May 18, 12:00 PM EDT

Harm Reduction for Parents & Teachers

Parte de First of All

Presentado por Sasha Simon

Parents and teachers have a stark reality to face: accidental overdose is currently the leading cause of death under the age of 50 in the U.S. That means that an American teen is more likely to die of a drug-related cause than any other reason in his or her young life. 

Despite the good intentions of decades of Just Say No campaigns, we have not effectively curbed drug use or drug related deaths by embracing abstinence-based drug education. Nor have we adequately prepared adults to navigate the new and evolving landscape of drugs, including the advent and rise of vaping and fentanyl-laced drug supplies.

As the primary recipients and recyclers of abstinence-based messaging and stigma, parents and educators alike could use an updated outlook on drug education and drug use with an eye for keeping kids safe during childhood and beyond. 

In this episode, parents and teachers will have the opportunity to learn from other parents and teachers about the need for a fresh perspective and the benefits of learning a non-judgmental, harm reduction approach to drug use.

Acerca de Sasha Simon

Sasha Simon is the Safety First Program Manager for the Drug Policy Alliance, where she manages the development and evaluation of the U.S.'s first harm reduction-based drug education curriculum for 9th and 10th grade students. Simon has an extensive career working as a health educator at a variety of institutions, including Columbia University, City University of New York (CUNY), GHMC, and Health, Education & Research Occupations (HERO) High School, a 9-14 P-TECH school in the Bronx.  

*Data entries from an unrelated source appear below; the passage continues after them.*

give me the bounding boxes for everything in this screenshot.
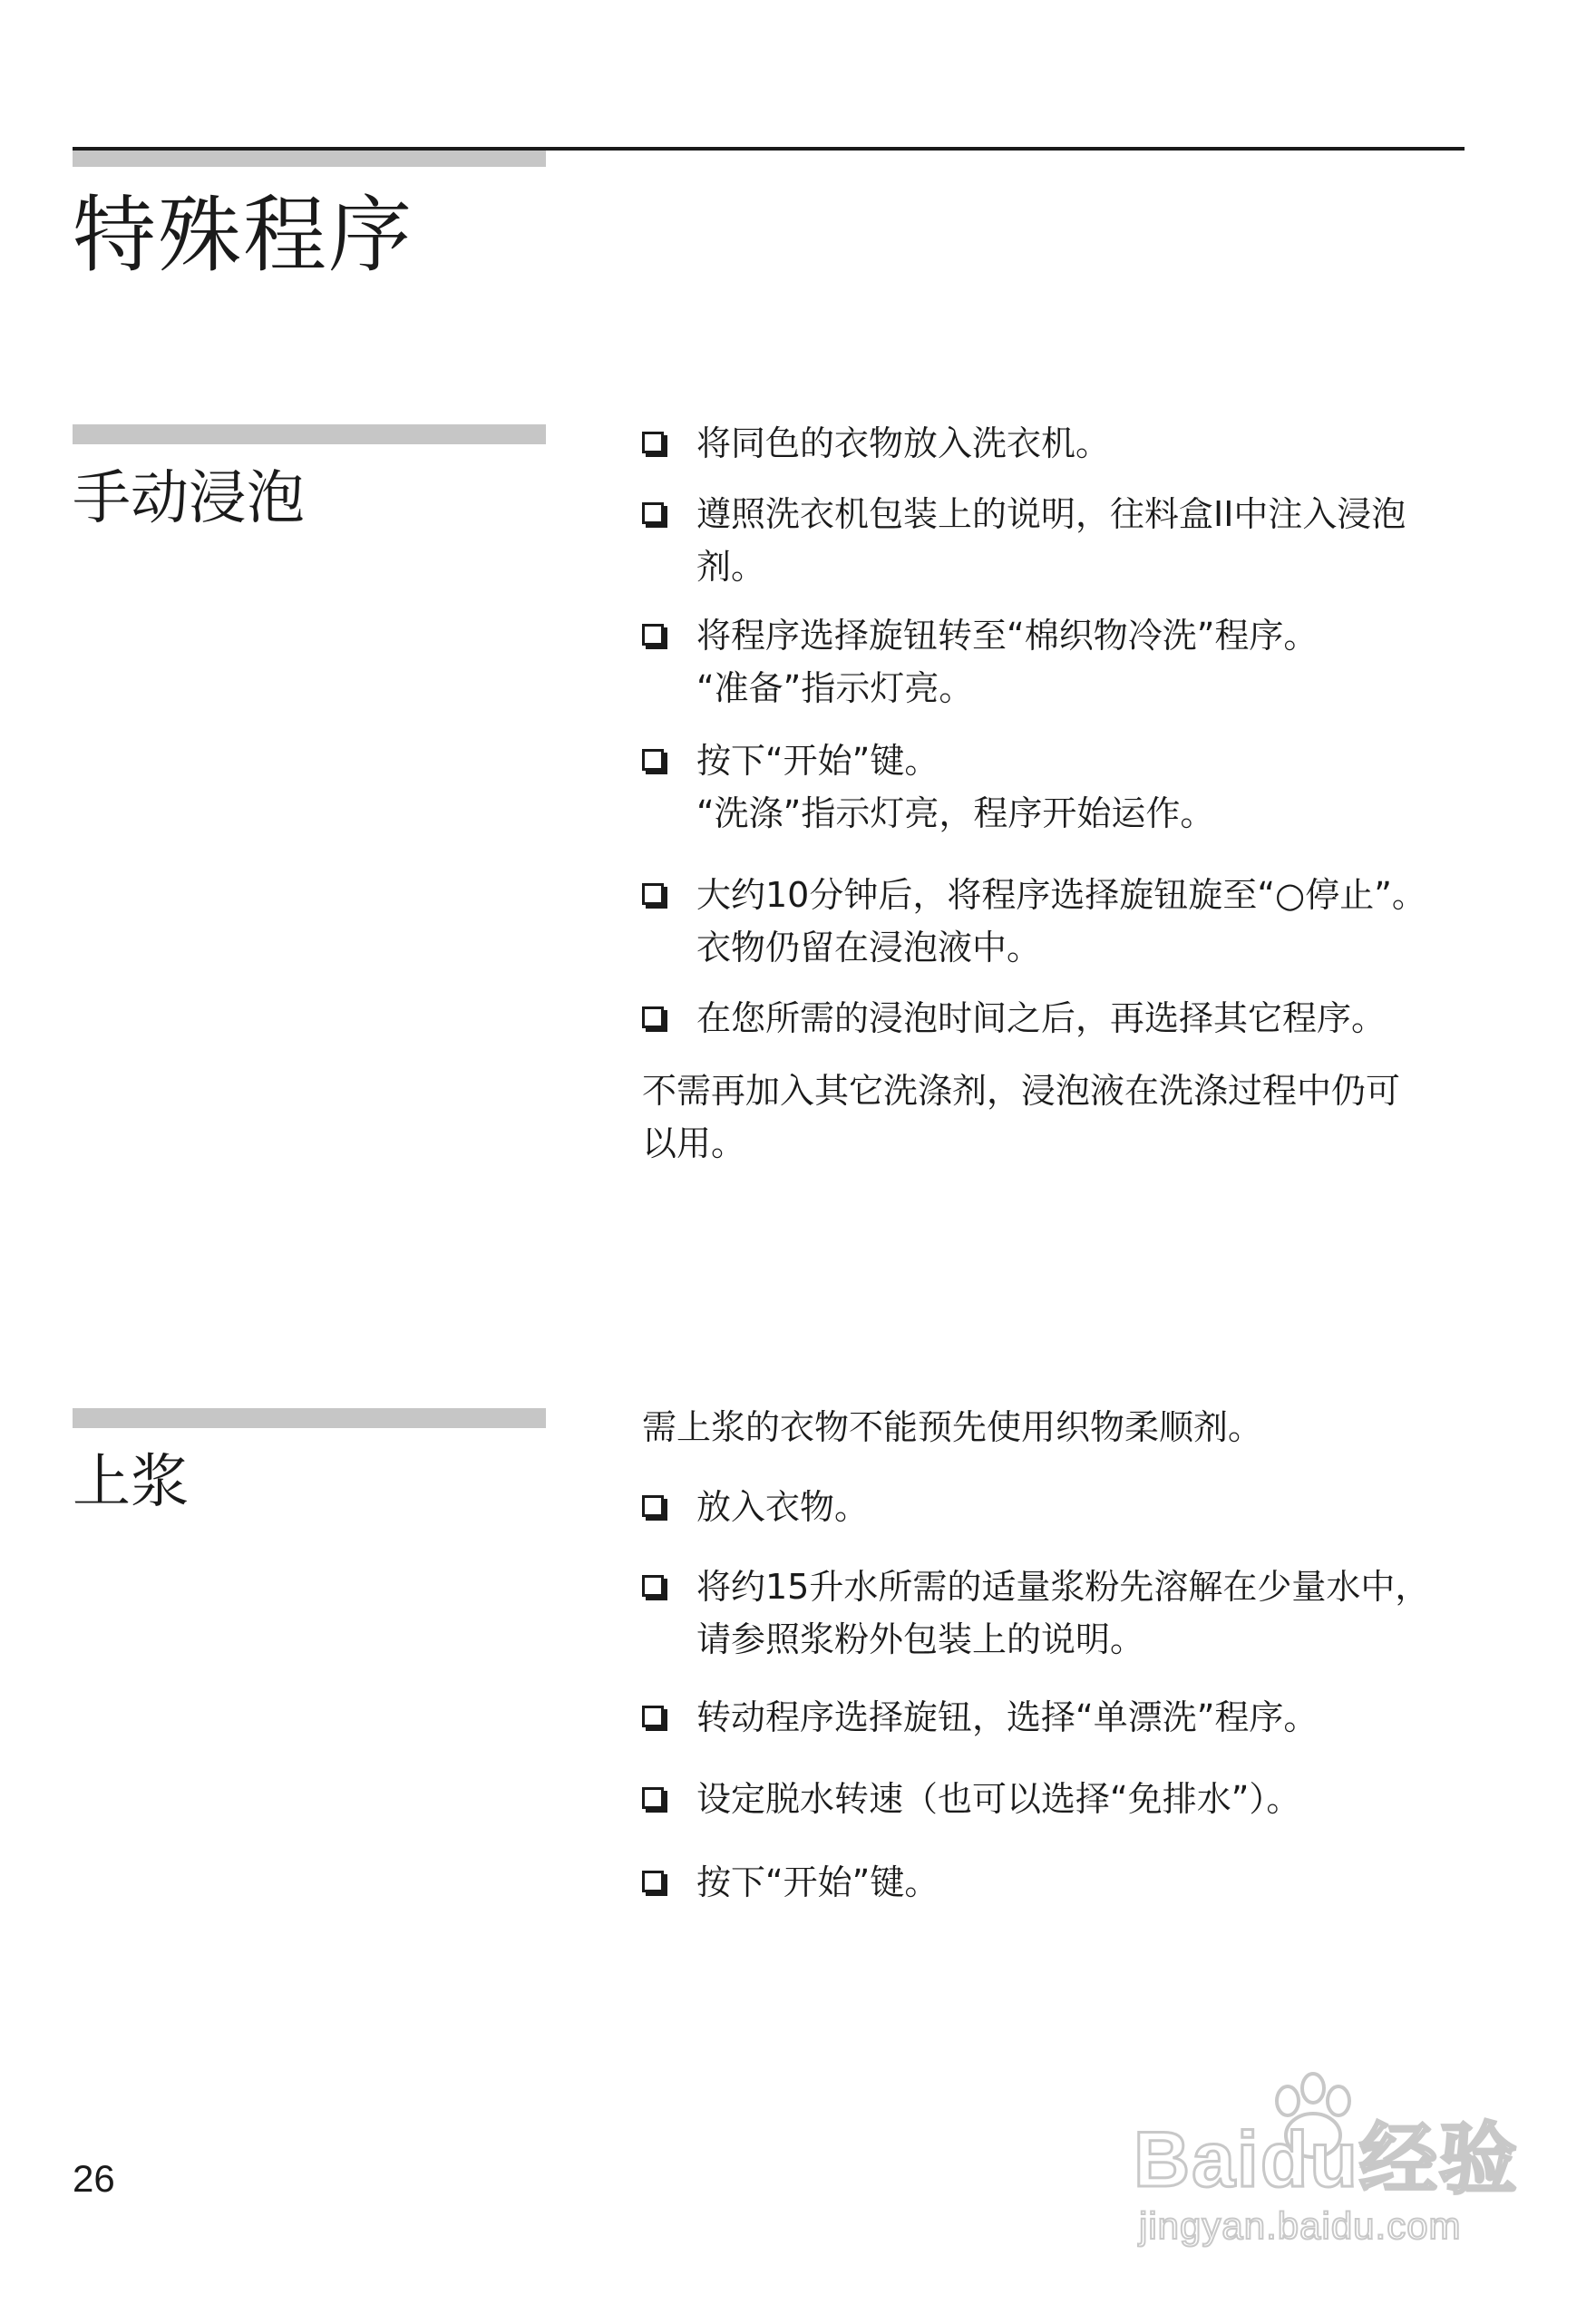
soak-step: 遵照洗衣机包装上的说明，往料盒II中注入浸泡 剂。 <box>642 488 1513 593</box>
section-title-soak: 手动浸泡 <box>73 465 305 532</box>
checkbox-icon <box>642 1871 664 1892</box>
starch-step: 按下“开始”键。 <box>642 1856 1513 1909</box>
section-rule-starch <box>73 1408 546 1428</box>
starch-intro: 需上浆的衣物不能预先使用织物柔顺剂。 <box>642 1407 1263 1447</box>
starch-step: 将约15升水所需的适量浆粉先溶解在少量水中， 请参照浆粉外包装上的说明。 <box>642 1560 1513 1666</box>
soak-step: 按下“开始”键。 “洗涤”指示灯亮，程序开始运作。 <box>642 734 1513 840</box>
checkbox-icon <box>642 749 664 771</box>
checkbox-icon <box>642 1575 664 1597</box>
starch-step: 设定脱水转速（也可以选择“免排水”）。 <box>642 1773 1513 1825</box>
checkbox-icon <box>642 1006 664 1028</box>
checkbox-icon <box>642 1706 664 1727</box>
soak-step: 将同色的衣物放入洗衣机。 <box>642 417 1513 470</box>
checkbox-icon <box>642 502 664 524</box>
soak-step: 在您所需的浸泡时间之后，再选择其它程序。 <box>642 992 1513 1045</box>
checkbox-icon <box>642 1495 664 1517</box>
page-number: 26 <box>73 2157 115 2200</box>
page-title: 特殊程序 <box>73 187 414 284</box>
section-rule-soak <box>73 424 546 444</box>
checkbox-icon <box>642 624 664 646</box>
watermark-logo: Baidu经验 <box>1134 2116 1519 2203</box>
soak-note: 不需再加入其它洗涤剂，浸泡液在洗涤过程中仍可 以用。 <box>642 1071 1401 1163</box>
baidu-watermark <box>1124 2072 1523 2253</box>
checkbox-icon <box>642 883 664 905</box>
header-rule-grey <box>73 151 546 167</box>
section-title-starch: 上浆 <box>73 1449 189 1516</box>
soak-step: 将程序选择旋钮转至“棉织物冷洗”程序。 “准备”指示灯亮。 <box>642 609 1513 715</box>
soak-steps <box>642 417 1513 1170</box>
watermark-url: jingyan.baidu.com <box>1139 2204 1462 2247</box>
starch-step: 放入衣物。 <box>642 1481 1513 1533</box>
checkbox-icon <box>642 432 664 453</box>
starch-step: 转动程序选择旋钮，选择“单漂洗”程序。 <box>642 1691 1513 1744</box>
checkbox-icon <box>642 1787 664 1809</box>
starch-steps <box>642 1401 1513 1909</box>
soak-step: 大约10分钟后，将程序选择旋钮旋至“○停止”。 衣物仍留在浸泡液中。 <box>642 869 1513 974</box>
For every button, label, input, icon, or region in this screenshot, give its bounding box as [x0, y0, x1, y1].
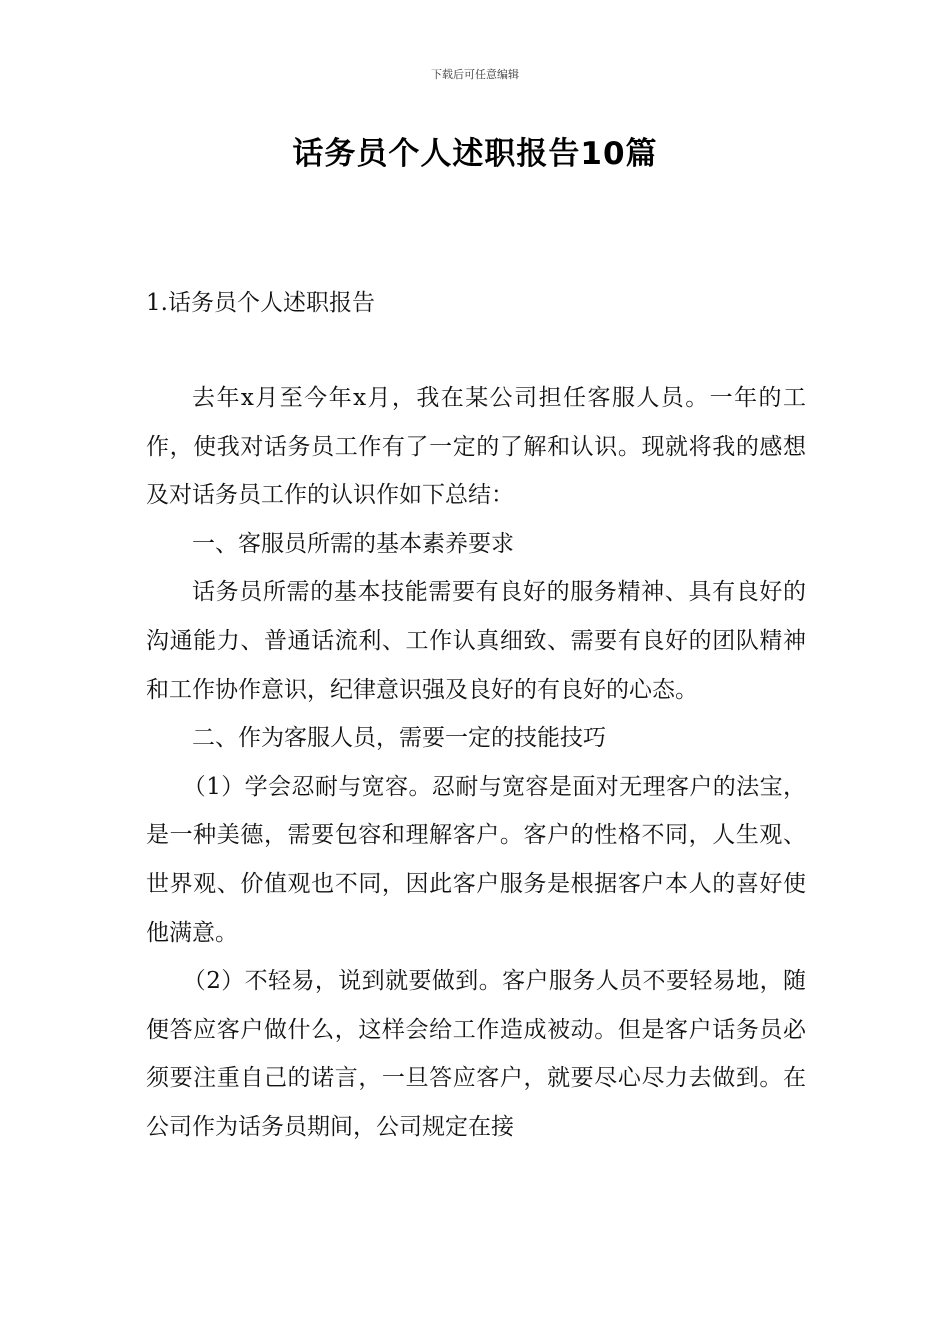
paragraph-intro: 去年x月至今年x月，我在某公司担任客服人员。一年的工作，使我对话务员工作有了一定的了解和认识。现就将我的感想及对话务员工作的认识作如下总结：	[146, 385, 806, 509]
section-heading: 1.话务员个人述职报告	[146, 290, 375, 316]
paragraph-item-1: （1）学会忍耐与宽容。忍耐与宽容是面对无理客户的法宝，是一种美德，需要包容和理解客户。客户的性格不同，人生观、世界观、价值观也不同，因此客户服务是根据客户本人的喜好使他满意。	[146, 773, 806, 946]
header-note: 下载后可任意编辑	[431, 68, 519, 81]
paragraph-heading-2: 二、作为客服人员，需要一定的技能技巧	[192, 725, 606, 752]
document-title: 话务员个人述职报告10篇	[292, 136, 658, 172]
paragraph-heading-1: 一、客服员所需的基本素养要求	[192, 530, 514, 557]
paragraph-skills: 话务员所需的基本技能需要有良好的服务精神、具有良好的沟通能力、普通话流利、工作认真细致、需要有良好的团队精神和工作协作意识，纪律意识强及良好的有良好的心态。	[146, 579, 806, 703]
paragraph-item-2: （2）不轻易，说到就要做到。客户服务人员不要轻易地，随便答应客户做什么，这样会给工作造成被动。但是客户话务员必须要注重自己的诺言，一旦答应客户，就要尽心尽力去做到。在公司作为话务员期间，公司规定在接	[146, 968, 806, 1140]
body-text	[146, 374, 806, 1152]
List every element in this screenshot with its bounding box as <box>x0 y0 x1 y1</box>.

An avid youth development specialist, Simon delivers youth-adult capacity building trainings to clinicians, parents, and youth-serving organizations to help increase their capacity for youth participation in organizational decision-making processes. Alongside a vast network of mentors of color, Simon volunteers her time supporting and removing financial barriers to higher learning for first-gen college students of color through the college application process.

Acerca de First of All

Most American millennials and Gen X-ers were students of abstinence-based drug education like D.A.R.E., which was, in the 80s and 90s, a pledge to a local police officer in 4th and 5th grade to never, ever do drugs. To not become one of “those people” in the commercials. 

Well, the results are in: we didn’t resist drugs, and accidental overdose is currently the leading cause of death under the age of 50 in the U.S., and stigmatizing and criminalizing approaches to drug education and drug use are largely to blame. We denied the reality and multifaceted reasons we use drugs, limiting our capacity to navigate an ever-evolving landscape of drug policy, drug development, and technological advances surrounding drug use and safety. 

While we have decades-long and failingly clung to ‘Just Say No’ prevention messaging and policies, information changes, science evolves and innovation disrupts. 

Hosted by Sasha Simon, Safety First Senior Program Manager at the Drug Policy Alliance, First of All aims to clear away all the junk science and stigma related to substance use, putting science, dignity and respect first. In this series, Simon brings key components of a harm reduction-approach to drug education to life online so viewers can discover innovative ways to learn about drugs that could save their lives or those of the people they love.